Dan komen we onvermijdelijk bij de vraag of het Brussels Gewest bestaansreden heeft.

De Graeve: “Politiek-filosofisch is het Brussels Gewest een vergissing. Maar hiermee open je de doos van Pandora. De manier waarop Brussel vandaag alles tegelijk is – hoofdstad, gewest én Europese hoofdstad –, vergemakkelijkt de verhoudingen met de buren niet. De hoofdstad kan niet tegelijkertijd gelijke en meerdere zijn. Brussel wil meer geld, maar wil niet de inspraak toelaten die daarmee normaal gezien gepaard gaat. Nu gaan er in Brussel ook stemmen op om een Brusselse identiteit te vormen, waardoor je heel letterlijk een doorgedreven communautarisering in België zou krijgen.”

De Brusselse bevolking wijzigt heel snel, en sommigen zien daar nieuwe kansen voor het Gewest in. Anderen vrezen dat de verschillende gemeenschappen nog meer naast elkaar gaan leven.
De Graeve: “In deze stad legt de demografie een zware hypotheek op de toekomst. De prognose is dat we binnen een tiental jaar met 1,2 miljoen inwoners zitten, wat op de stad en op de Vlaamse Rand drukt. Vervolgens krijgen we een discours dat de communautaire problemen in de Rand probeert te neutraliseren door er een sociaal-economisch denken tegenover te plaatsen.

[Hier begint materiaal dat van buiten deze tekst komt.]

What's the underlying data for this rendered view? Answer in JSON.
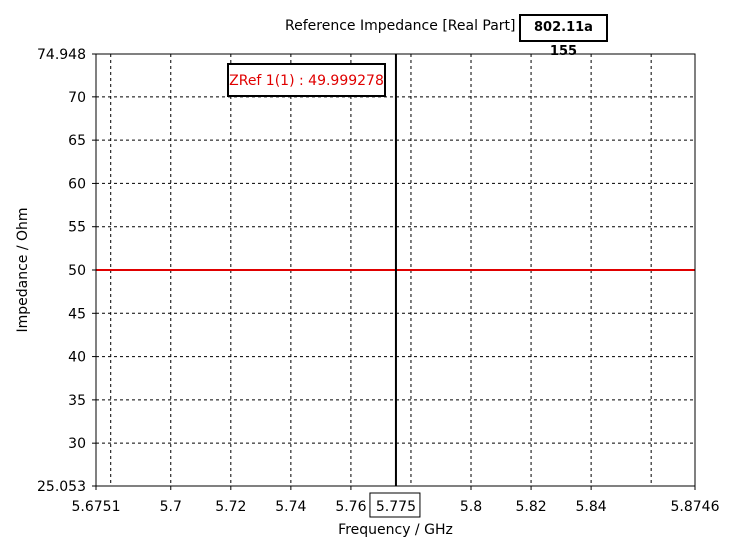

Ik ben materialistisch genoeg om te weten dat macro-economische tendensen sterk wegen op democratische staten, maar je kunt je natuurlijk de vraag stellen wat je wilt in een sociaal-democratie. Wil je dat het sociaal-democratische de economie bepaalt, of andersom? Als democraat maak je keuzes over het type samenleving dat je wilt. Het geeft geen pas om te zeggen dat we binnen een paar jaar wel zullen zien wat er met Brussel gebeurt, wanneer de bevolking toegenomen is. Dat is om problemen vragen. Nu laat men de neoliberale agenda de politiek bepalen.”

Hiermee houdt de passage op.